STEVENSON, Ala. (WHNT) – After four years of legal battles, the casket containing Patsy Davis was removed from the yard of her home on Broad Street.
At seven-thirty in the morning, the front yard of the home Jim Davis built for his wife was silent. Circled around the grave on grass that hasn’t seen a shovel since 2009, Davis’ family prayed and remembered the woman who’s tombstone bears the phrase ‘grand old lady’.
After years of court dates and hearings Jim Davis finally agreed to remove his wife’s remains from the front yard of their home. After four years of fighting, he says he has come to some peace this will give his family closure. “It’s going to be good. My family’s glad that it’s going to be over with,” Davis says.

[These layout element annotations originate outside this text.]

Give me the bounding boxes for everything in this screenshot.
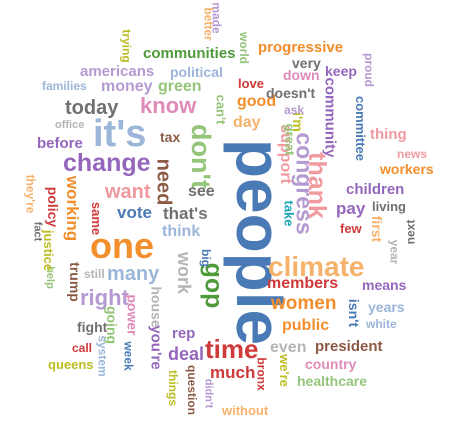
word-living: living (372, 199, 406, 214)
word-week: week (121, 341, 136, 371)
word-country: country (305, 356, 357, 372)
word-members: members (267, 275, 339, 292)
word-news: news (397, 147, 428, 161)
word-know: know (140, 93, 197, 118)
word-white: white (366, 317, 397, 331)
word-today: today (65, 97, 119, 119)
word-president: president (315, 338, 383, 355)
word-before: before (37, 135, 83, 152)
word-made: made (209, 2, 224, 34)
word-take: take (281, 200, 297, 227)
word-day: day (233, 114, 261, 131)
word-one: one (90, 225, 155, 266)
word-didnt: didn't (202, 378, 215, 409)
word-power: power (124, 294, 141, 336)
word-communities: communities (143, 45, 236, 62)
word-much: much (210, 363, 256, 382)
word-community: community (321, 77, 339, 158)
word-healthcare: healthcare (297, 373, 368, 389)
word-house: house (148, 286, 165, 328)
word-political: political (170, 64, 223, 80)
word-think: think (162, 223, 201, 240)
word-thats: that's (163, 204, 208, 223)
word-money: money (101, 78, 153, 95)
word-cant: can't (213, 94, 229, 125)
word-office: office (55, 119, 85, 131)
word-see: see (188, 183, 215, 200)
word-working: working (63, 175, 83, 242)
word-right: right (80, 285, 129, 310)
word-down: down (283, 67, 320, 83)
word-thing: thing (370, 126, 407, 143)
word-few: few (340, 221, 362, 236)
word-americans: americans (80, 63, 155, 80)
word-dont: don't (185, 124, 216, 189)
word-gop: gop (199, 262, 228, 309)
word-question: question (185, 365, 199, 415)
word-climate: climate (268, 251, 365, 282)
word-green: green (158, 78, 202, 95)
word-women: women (271, 293, 337, 314)
word-policy: policy (45, 186, 62, 228)
word-want: want (105, 181, 151, 203)
word-tax: tax (160, 129, 181, 145)
word-proud: proud (362, 53, 376, 87)
word-theyre: they're (23, 174, 38, 214)
word-still: still (84, 267, 105, 281)
word-things: things (166, 370, 180, 406)
word-change: change (63, 149, 151, 177)
word-bronx: bronx (254, 357, 269, 391)
word-its: it's (93, 113, 147, 155)
word-fact: fact (31, 221, 44, 242)
word-committee: committee (353, 95, 369, 162)
word-even: even (270, 339, 307, 356)
word-keep: keep (325, 63, 357, 79)
word-same: same (89, 201, 105, 236)
word-love: love (238, 76, 265, 91)
word-system: system (95, 335, 110, 377)
word-need: need (152, 158, 175, 206)
word-good: good (237, 93, 277, 110)
word-rep: rep (172, 325, 196, 342)
word-doesnt: doesn't (266, 85, 316, 101)
word-first: first (369, 215, 386, 243)
word-justice: justice (41, 229, 57, 272)
word-deal: deal (168, 344, 205, 364)
word-workers: workers (380, 161, 434, 177)
word-isnt: isn't (346, 298, 363, 328)
word-very: very (292, 55, 321, 71)
word-call: call (72, 341, 93, 355)
word-families: families (42, 79, 87, 93)
word-world: world (237, 32, 251, 64)
word-work: work (174, 251, 195, 295)
word-year: year (387, 239, 402, 265)
word-without: without (222, 403, 269, 418)
word-pay: pay (336, 199, 366, 218)
word-fight: fight (77, 319, 108, 335)
word-public: public (282, 317, 330, 334)
word-many: many (107, 263, 160, 285)
word-queens: queens (48, 357, 94, 372)
word-vote: vote (117, 203, 152, 222)
word-years: years (368, 299, 405, 315)
word-time: time (205, 334, 259, 364)
word-next: next (403, 219, 418, 245)
word-were: we're (276, 354, 292, 387)
word-big: big (199, 249, 213, 267)
word-means: means (362, 277, 407, 293)
word-youre: you're (147, 325, 165, 370)
word-trump: trump (66, 262, 83, 302)
word-progressive: progressive (258, 39, 344, 56)
word-children: children (346, 181, 405, 198)
word-ask: ask (284, 103, 305, 117)
word-trying: trying (119, 29, 134, 63)
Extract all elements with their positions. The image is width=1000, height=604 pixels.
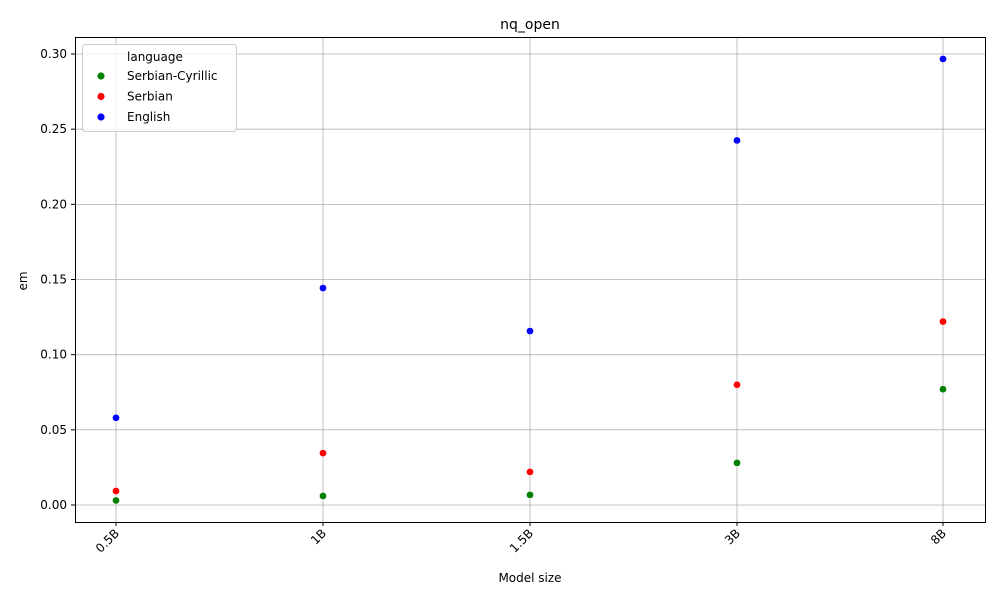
y-tick-label: 0.25 — [40, 122, 67, 136]
y-tick-label: 0.20 — [40, 197, 67, 211]
data-point-english — [526, 327, 534, 335]
data-point-serbian — [319, 449, 327, 457]
x-tick-label: 1B — [308, 526, 329, 547]
data-point-serbian — [939, 317, 947, 326]
legend-marker — [97, 113, 105, 121]
data-point-english — [733, 136, 741, 145]
legend-entry: Serbian — [127, 90, 173, 104]
legend-marker — [97, 72, 105, 80]
y-tick-label: 0.10 — [40, 348, 67, 362]
data-point-serbian — [112, 487, 120, 495]
points — [112, 55, 947, 505]
x-axis-label: Model size — [498, 571, 561, 585]
x-tick-label: 3B — [722, 526, 743, 547]
legend-entry: Serbian-Cyrillic — [127, 69, 218, 83]
y-tick-label: 0.30 — [40, 47, 67, 61]
data-point-english — [939, 55, 947, 63]
legend-entry: English — [127, 110, 170, 124]
data-point-serbian-cyrillic — [319, 492, 327, 500]
x-tick-label: 0.5B — [93, 526, 122, 555]
x-tick-label: 8B — [928, 526, 949, 547]
x-axis: 0.5B 1B 1.5B 3B 8B — [93, 522, 949, 555]
data-point-serbian — [526, 468, 534, 476]
data-point-serbian-cyrillic — [733, 459, 741, 467]
y-axis: 0.00 0.05 0.10 0.15 0.20 0.25 0.30 — [40, 47, 75, 512]
data-point-serbian-cyrillic — [112, 496, 120, 505]
y-tick-label: 0.05 — [40, 423, 67, 437]
data-point-serbian-cyrillic — [526, 491, 534, 499]
legend-marker — [97, 92, 105, 101]
legend-box — [82, 44, 237, 132]
legend: language Serbian-Cyrillic Serbian English — [82, 44, 237, 132]
data-point-serbian — [733, 380, 741, 389]
y-tick-label: 0.00 — [40, 498, 67, 512]
x-tick-label: 1.5B — [507, 526, 536, 555]
data-point-english — [112, 413, 120, 422]
data-point-serbian-cyrillic — [939, 385, 947, 394]
legend-title: language — [127, 50, 183, 64]
data-point-english — [319, 284, 327, 292]
chart-title: nq_open — [500, 17, 560, 33]
y-tick-label: 0.15 — [40, 273, 67, 287]
y-axis-label: em — [16, 271, 30, 290]
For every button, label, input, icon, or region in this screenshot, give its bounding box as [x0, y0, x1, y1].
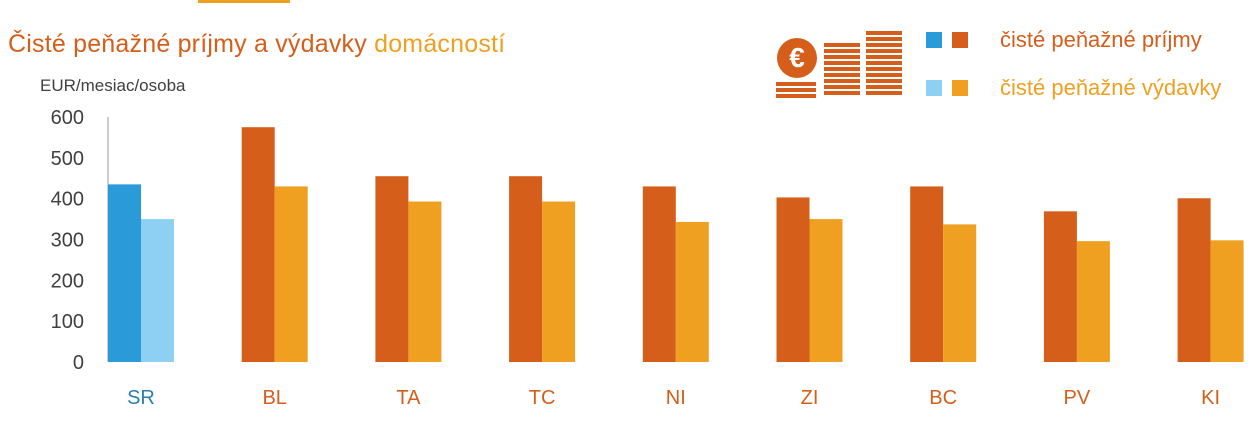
legend-label-income: čisté peňažné príjmy [1000, 27, 1202, 52]
y-tick-label: 0 [73, 352, 84, 374]
bar-bl-expenses [274, 186, 308, 362]
x-tick-label-bl: BL [262, 387, 286, 409]
bar-pv-income [1043, 211, 1077, 362]
legend-label-expenses: čisté peňažné výdavky [1000, 75, 1222, 100]
y-tick-label: 600 [51, 107, 84, 129]
bar-zi-expenses [809, 219, 843, 362]
x-tick-label-tc: TC [529, 387, 556, 409]
bar-zi-income [776, 197, 810, 362]
chart-title: Čisté peňažné príjmy a výdavky domácnost… [8, 30, 505, 59]
y-tick-label: 200 [51, 270, 84, 292]
title-part2: domácností [374, 30, 506, 58]
x-tick-label-pv: PV [1064, 387, 1091, 409]
bar-bl-income [241, 127, 275, 362]
svg-text:€: € [789, 42, 805, 73]
bar-bc-expenses [943, 224, 977, 362]
y-tick-label: 100 [51, 311, 84, 333]
bar-ta-expenses [408, 201, 442, 362]
y-axis-unit-label: EUR/mesiac/osoba [40, 76, 186, 95]
bar-sr-expenses [141, 219, 174, 362]
bar-tc-expenses [542, 201, 576, 362]
legend-swatch-sr-expenses [926, 80, 942, 96]
y-tick-label: 400 [51, 189, 84, 211]
bar-ta-income [375, 176, 409, 362]
legend-swatch-income [952, 32, 968, 48]
bar-bc-income [910, 186, 944, 362]
bar-ki-income [1177, 198, 1211, 362]
x-tick-label-zi: ZI [801, 387, 819, 409]
legend-item-income: čisté peňažné príjmy [926, 27, 1202, 52]
y-tick-label: 500 [51, 148, 84, 170]
bar-sr-income [108, 184, 141, 362]
x-tick-label-sr: SR [127, 387, 155, 409]
legend-swatch-expenses [952, 80, 968, 96]
euro-coins-icon: € [776, 31, 902, 98]
top-accent-bar [198, 0, 290, 3]
legend-item-expenses: čisté peňažné výdavky [926, 75, 1222, 100]
bar-tc-income [509, 176, 543, 362]
title-part1: Čisté peňažné príjmy a výdavky [8, 30, 367, 58]
bar-ni-expenses [675, 221, 709, 362]
bar-pv-expenses [1076, 241, 1110, 362]
x-tick-label-ki: KI [1201, 387, 1220, 409]
x-tick-label-ni: NI [666, 387, 686, 409]
x-tick-label-bc: BC [929, 387, 957, 409]
legend-swatch-sr-income [926, 32, 942, 48]
x-tick-label-ta: TA [396, 387, 421, 409]
bar-ki-expenses [1210, 240, 1244, 362]
bar-ni-income [642, 186, 676, 362]
y-tick-label: 300 [51, 230, 84, 252]
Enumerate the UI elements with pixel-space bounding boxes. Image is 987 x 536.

Hands clenched and Bibles present Patsy’s family took time to remember her.
Meanwhile behind that closely knit circle, men from a local funeral home waited. After a while, the engines started.
As the pile of dirt grew bigger, the closer the family got. Davis says while he agreed to remove the remains, he’s still upset it came to this. “All these people will go to another judgement one day, and that’s where it will be straightened out,” Davis says.
He says it’s been a long four years of fighting to fulfill his wife’s dying wish.”The whole thing got twisted up to the point where things, it’s not right,” he says.
The city doesn’t have an ordinance prohibiting what Davis did, but city attorney Parker Edmiston says the city doesn’t need necessarily one. “There was a lot said about not having a city ordinance but really, the crucial issue in the case was he failed to follow the state law which sets out a framework for establishing a private cemetery,” Edmiston says.
He says that framework requires approval from the Department of Health. More importantly though, he says the city has to approve it. Edmiston says Davis didn’t get that approval.
He says the city tried to negotiate with Davis throughout the years of litigation. They offered to allow Davis’ wife’s remains to stay in the yard until Davis passed away, and then bury his wife’s remains next to him in a city cemetery. “We were not passionate about the process, we just wanted to make sure the state law was followed,” Edmiston says.
Edmiston says Davis had consulted with an attorney before he took any action. He says the city council denied his request twice.
Davis’ wife will be cremated and then brought back to the house, where Davis says she’ll stay. “Mama’s still going to be back here, where she wanted to be, and they can’t stop that.”
Previously Davis had told WHNT News 19 and a judge if he was forced to remove his wife’s remains from his yard, he would have her cremated and then buried back in the yard. Wednesday a judge ruled against that.
Davis, went to court one last time with his lawyer on Wednesday to ask for more time, saying he needed to make arrangements with his family and with a funeral home. Edmiston argued Davis has had more than enough time to make those arrangements.
Davis told us he had plans to start a church at his home to keep his wife buried there. Soon after he announced those plans though, he decided against it.
The Jackson County Sheriff and Chief Deputy were present while the remains were being removed.